私などは自分と家族、ごく親しい人のことしか祈れなくて、とても短い祈りになる。
仕方ない。
主は我々の心の内などお見通しである。
で、この日は、思い切って、「見つからないカードケースを見つけてください」と祈ったのである。(多少、恥ずかしい)
我々、キリスト者の祈りは、ただの「神頼み」とは違う。
「キリスト教はご利益信仰ではない」といわれるが、
自分の欲や願望(我が儘)はかなわない。
自分の祈りが、主の「御心にかなう」ものならば、聞き届けられ、かなうというものである。

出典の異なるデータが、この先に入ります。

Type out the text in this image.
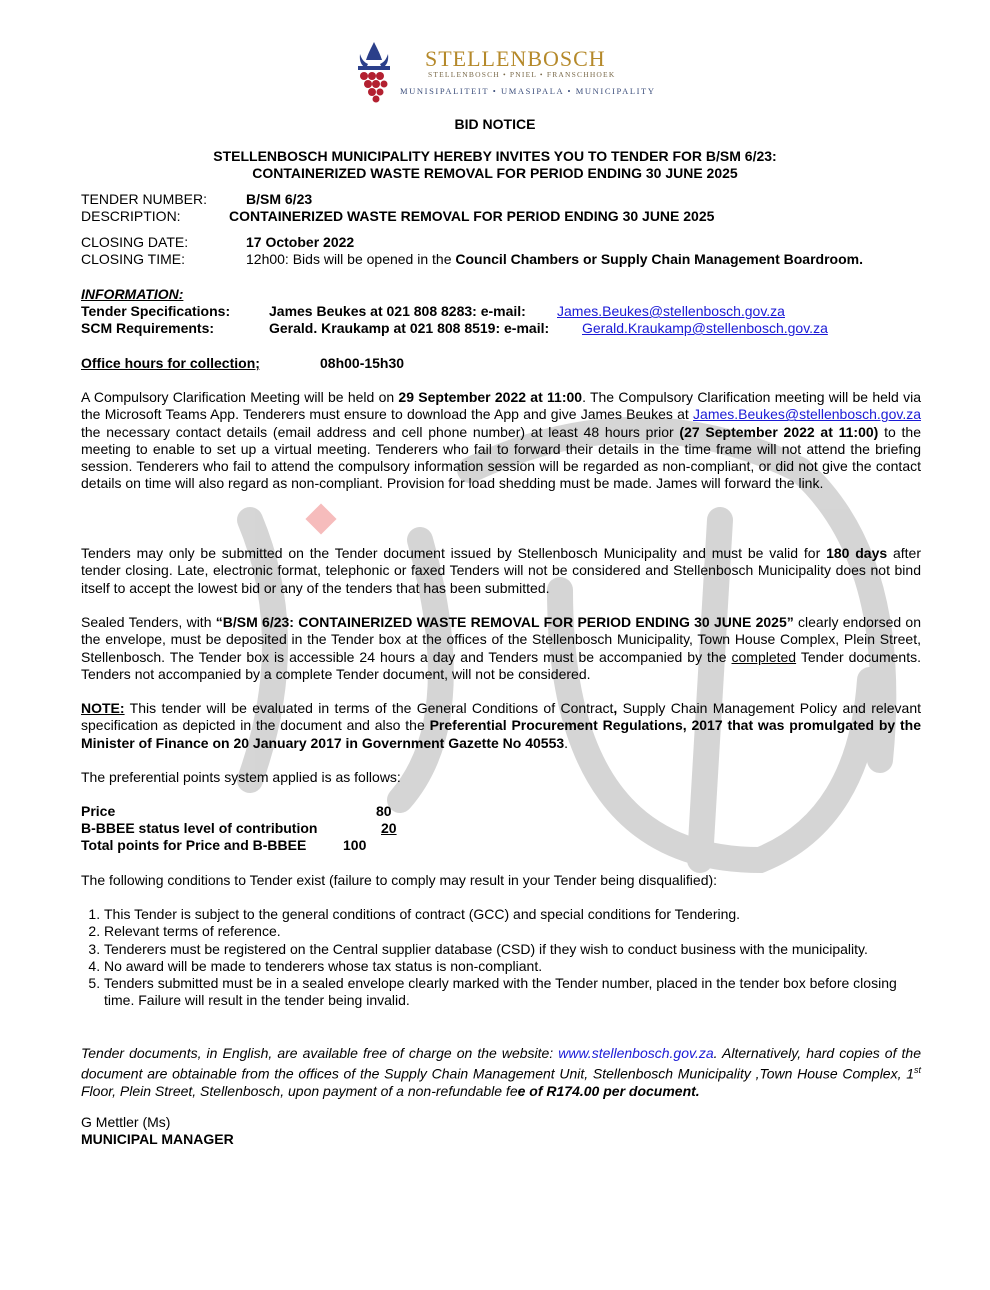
STELLENBOSCH
STELLENBOSCH • PNIEL • FRANSCHHOEK
MUNISIPALITEIT • UMASIPALA • MUNICIPALITY
BID NOTICE
STELLENBOSCH MUNICIPALITY HEREBY INVITES YOU TO TENDER FOR B/SM 6/23:
CONTAINERIZED WASTE REMOVAL FOR PERIOD ENDING 30 JUNE 2025
TENDER NUMBER:	B/SM 6/23
DESCRIPTION:	CONTAINERIZED WASTE REMOVAL FOR PERIOD ENDING 30 JUNE 2025
CLOSING DATE:	17 October 2022
CLOSING TIME:	12h00: Bids will be opened in the Council Chambers or Supply Chain Management Boardroom.
INFORMATION:
Tender Specifications:	James Beukes at 021 808 8283: e-mail: James.Beukes@stellenbosch.gov.za
SCM Requirements:	Gerald. Kraukamp at 021 808 8519: e-mail: Gerald.Kraukamp@stellenbosch.gov.za
Office hours for collection;	08h00-15h30
A Compulsory Clarification Meeting will be held on 29 September 2022 at 11:00. The Compulsory Clarification meeting will be held via the Microsoft Teams App. Tenderers must ensure to download the App and give James Beukes at James.Beukes@stellenbosch.gov.za the necessary contact details (email address and cell phone number) at least 48 hours prior (27 September 2022 at 11:00) to the meeting to enable to set up a virtual meeting. Tenderers who fail to forward their details in the time frame will not attend the briefing session. Tenderers who fail to attend the compulsory information session will be regarded as non-compliant, or did not give the contact details on time will also regard as non-compliant. Provision for load shedding must be made. James will forward the link.
Tenders may only be submitted on the Tender document issued by Stellenbosch Municipality and must be valid for 180 days after tender closing. Late, electronic format, telephonic or faxed Tenders will not be considered and Stellenbosch Municipality does not bind itself to accept the lowest bid or any of the tenders that has been submitted.
Sealed Tenders, with “B/SM 6/23: CONTAINERIZED WASTE REMOVAL FOR PERIOD ENDING 30 JUNE 2025” clearly endorsed on the envelope, must be deposited in the Tender box at the offices of the Stellenbosch Municipality, Town House Complex, Plein Street, Stellenbosch. The Tender box is accessible 24 hours a day and Tenders must be accompanied by the completed Tender documents. Tenders not accompanied by a complete Tender document, will not be considered.
NOTE: This tender will be evaluated in terms of the General Conditions of Contract, Supply Chain Management Policy and relevant specification as depicted in the document and also the Preferential Procurement Regulations, 2017 that was promulgated by the Minister of Finance on 20 January 2017 in Government Gazette No 40553.
The preferential points system applied is as follows:
Price	80
B-BBEE status level of contribution	20
Total points for Price and B-BBEE	100
The following conditions to Tender exist (failure to comply may result in your Tender being disqualified):
1. This Tender is subject to the general conditions of contract (GCC) and special conditions for Tendering.
2. Relevant terms of reference.
3. Tenderers must be registered on the Central supplier database (CSD) if they wish to conduct business with the municipality.
4. No award will be made to tenderers whose tax status is non-compliant.
5. Tenders submitted must be in a sealed envelope clearly marked with the Tender number, placed in the tender box before closing time. Failure will result in the tender being invalid.
Tender documents, in English, are available free of charge on the website: www.stellenbosch.gov.za. Alternatively, hard copies of the document are obtainable from the offices of the Supply Chain Management Unit, Stellenbosch Municipality ,Town House Complex, 1st Floor, Plein Street, Stellenbosch, upon payment of a non-refundable fee of R174.00 per document.
G Mettler (Ms)
MUNICIPAL MANAGER
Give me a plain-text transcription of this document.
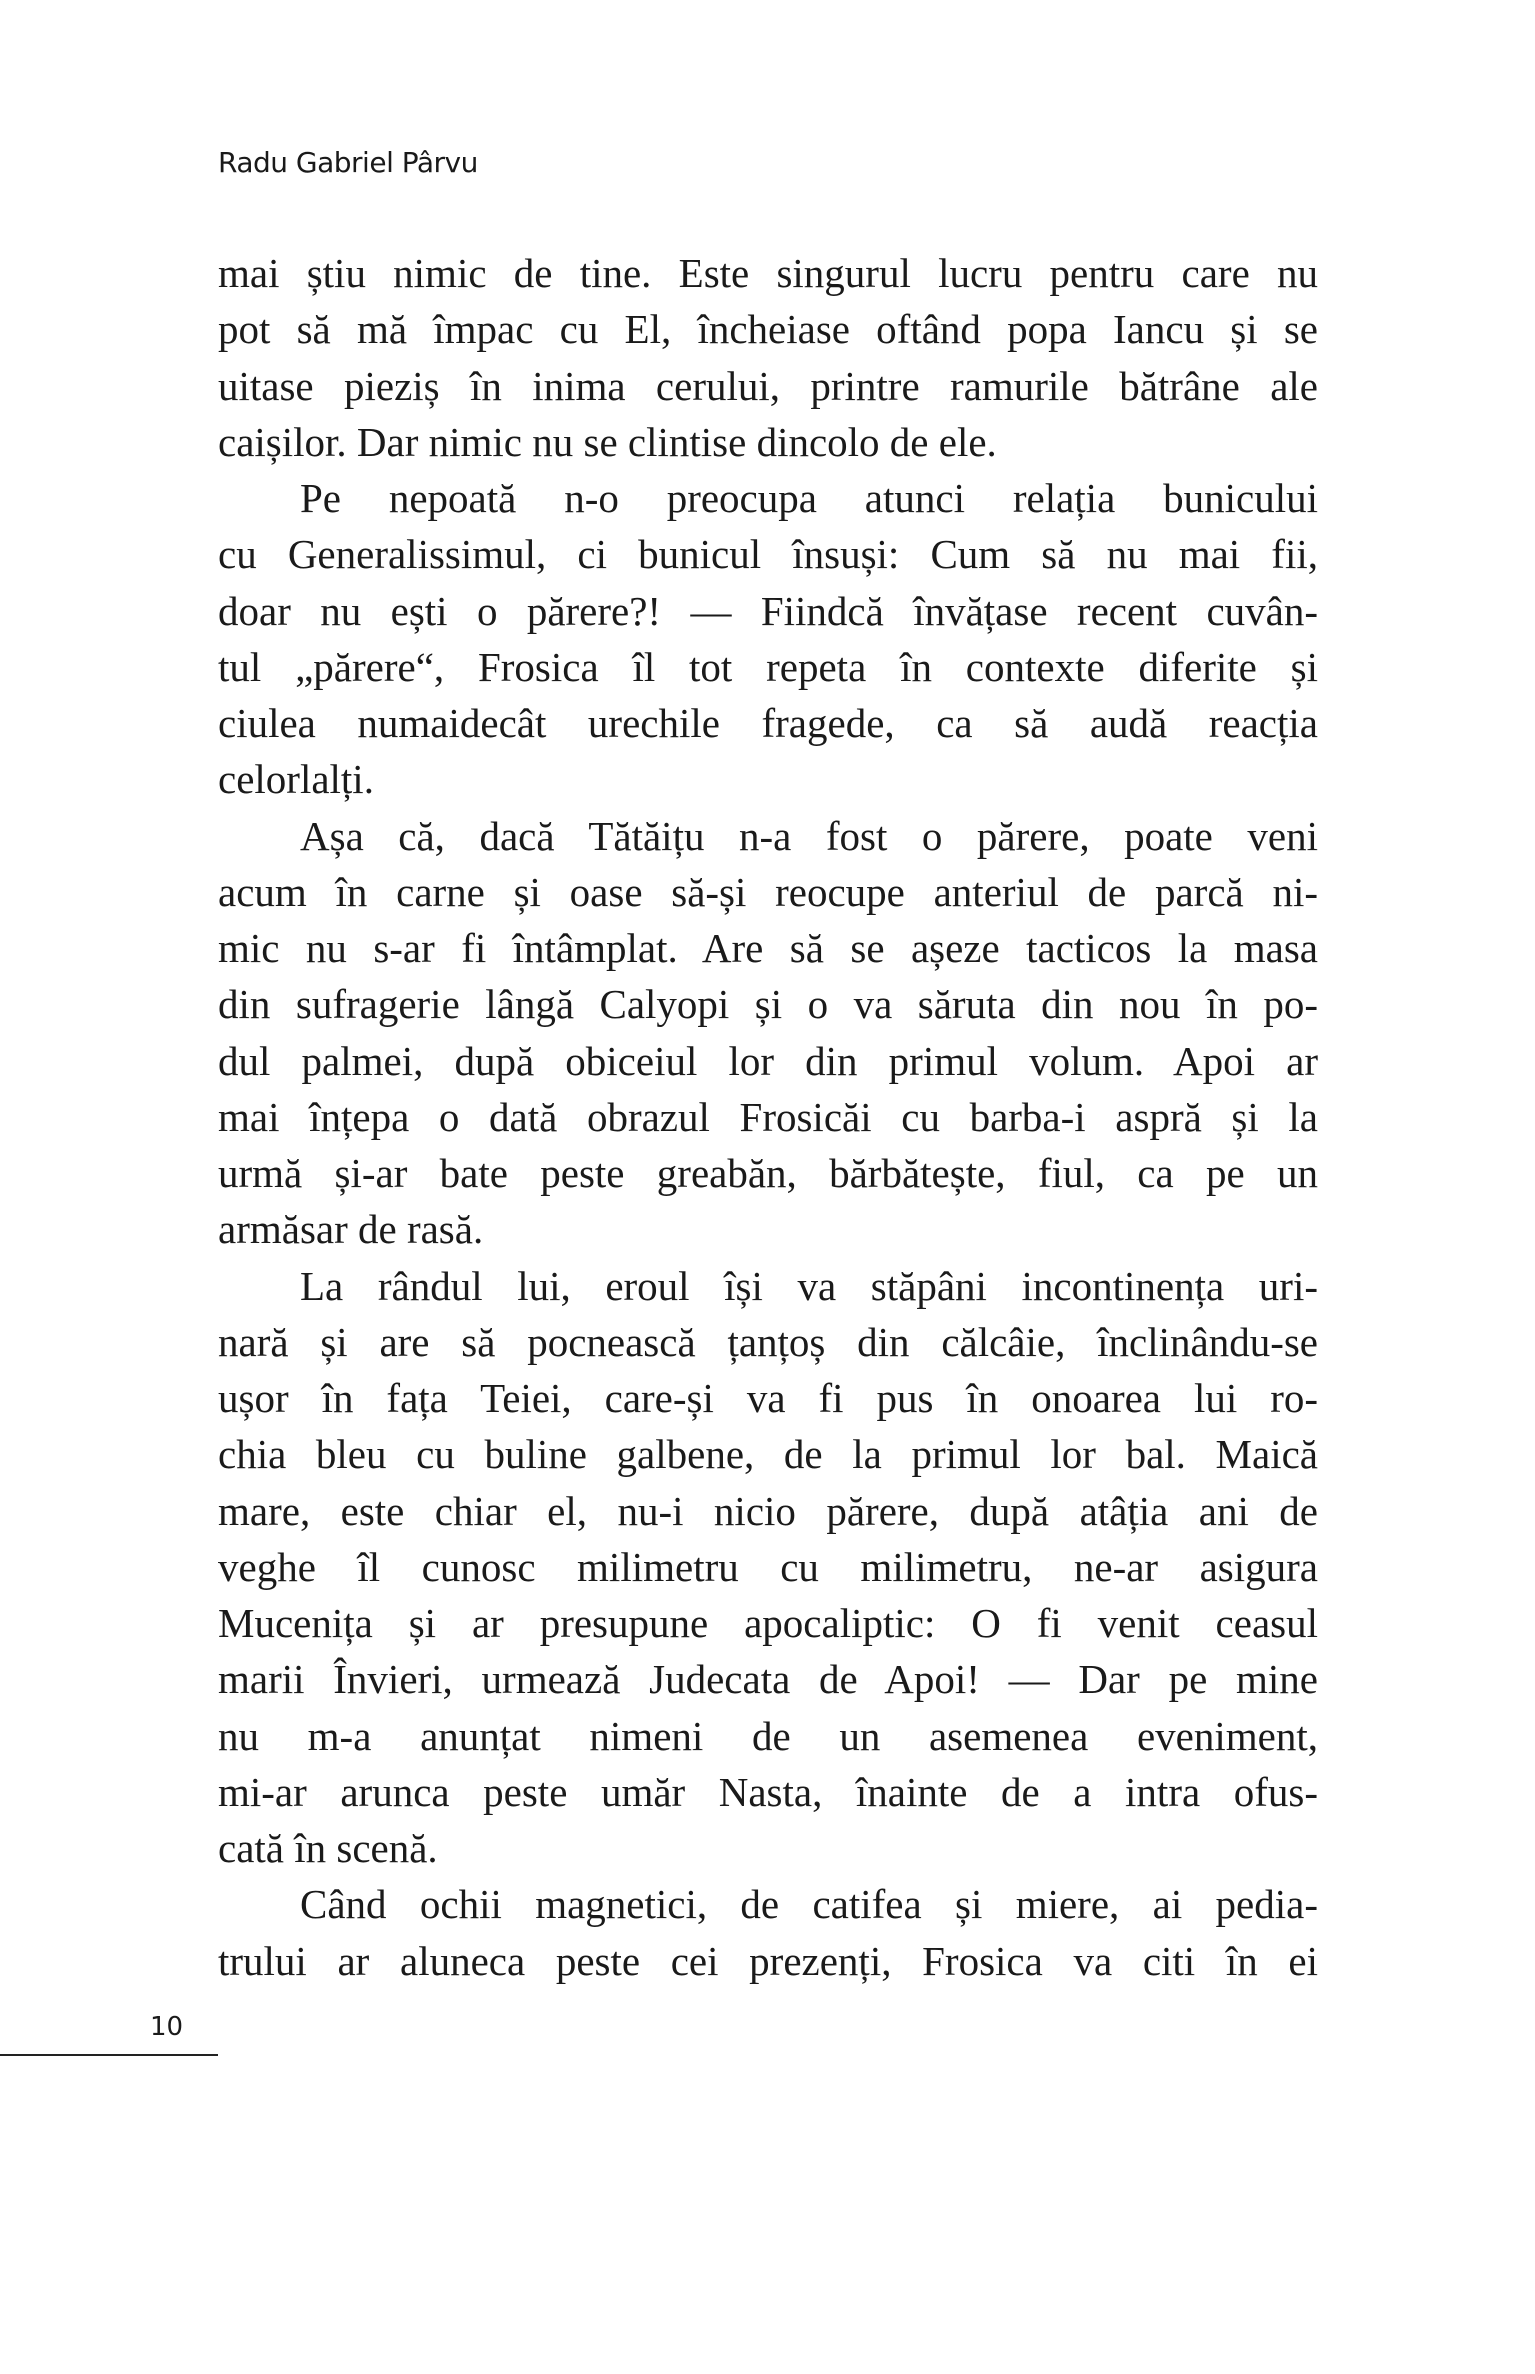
Radu Gabriel Pârvu
mai știu nimic de tine. Este singurul lucru pentru care nu
pot să mă împac cu El, încheiase oftând popa Iancu și se
uitase pieziș în inima cerului, printre ramurile bătrâne ale
caișilor. Dar nimic nu se clintise dincolo de ele.
Pe nepoată n-o preocupa atunci relația bunicului
cu Generalissimul, ci bunicul însuși: Cum să nu mai fii,
doar nu ești o părere?! — Fiindcă învățase recent cuvân-
tul „părere“, Frosica îl tot repeta în contexte diferite și
ciulea numaidecât urechile fragede, ca să audă reacția
celorlalți.
Așa că, dacă Tătăițu n-a fost o părere, poate veni
acum în carne și oase să-și reocupe anteriul de parcă ni-
mic nu s-ar fi întâmplat. Are să se așeze tacticos la masa
din sufragerie lângă Calyopi și o va săruta din nou în po-
dul palmei, după obiceiul lor din primul volum. Apoi ar
mai înțepa o dată obrazul Frosicăi cu barba-i aspră și la
urmă și-ar bate peste greabăn, bărbătește, fiul, ca pe un
armăsar de rasă.
La rândul lui, eroul își va stăpâni incontinența uri-
nară și are să pocnească țanțoș din călcâie, înclinându-se
ușor în fața Teiei, care-și va fi pus în onoarea lui ro-
chia bleu cu buline galbene, de la primul lor bal. Maică
mare, este chiar el, nu-i nicio părere, după atâția ani de
veghe îl cunosc milimetru cu milimetru, ne-ar asigura
Mucenița și ar presupune apocaliptic: O fi venit ceasul
marii Învieri, urmează Judecata de Apoi! — Dar pe mine
nu m-a anunțat nimeni de un asemenea eveniment,
mi-ar arunca peste umăr Nasta, înainte de a intra ofus-
cată în scenă.
Când ochii magnetici, de catifea și miere, ai pedia-
trului ar aluneca peste cei prezenți, Frosica va citi în ei
10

主の「御心にかなう」というのは難しいのだが、主が「よかろう」とされるもの、ということか…?
主の前に祈りを捧げる。それを主が、
「よかろう」
といえば祈りはかなう。
「それはならん」
といえば祈りはかなわない。
ということか…?
私にはまだよくわからないのだが、主の前に自分の「願い」を差し出して、
「よし」
とされるなら喜び、
「あかん(関西弁)」
とされるなら「あきらめる」という具合になっている。
だからこの日も、祈り会に「カードケースが見つかる」願いを差し出したのである。
「あかん」
ならそれで、「そうなのだ」とあきらめがついた。
カードケースが見つからないことなど、どうでもよいのだ、と……。
そうしたら、その夜、横浜駅から電話がかかってきたのである。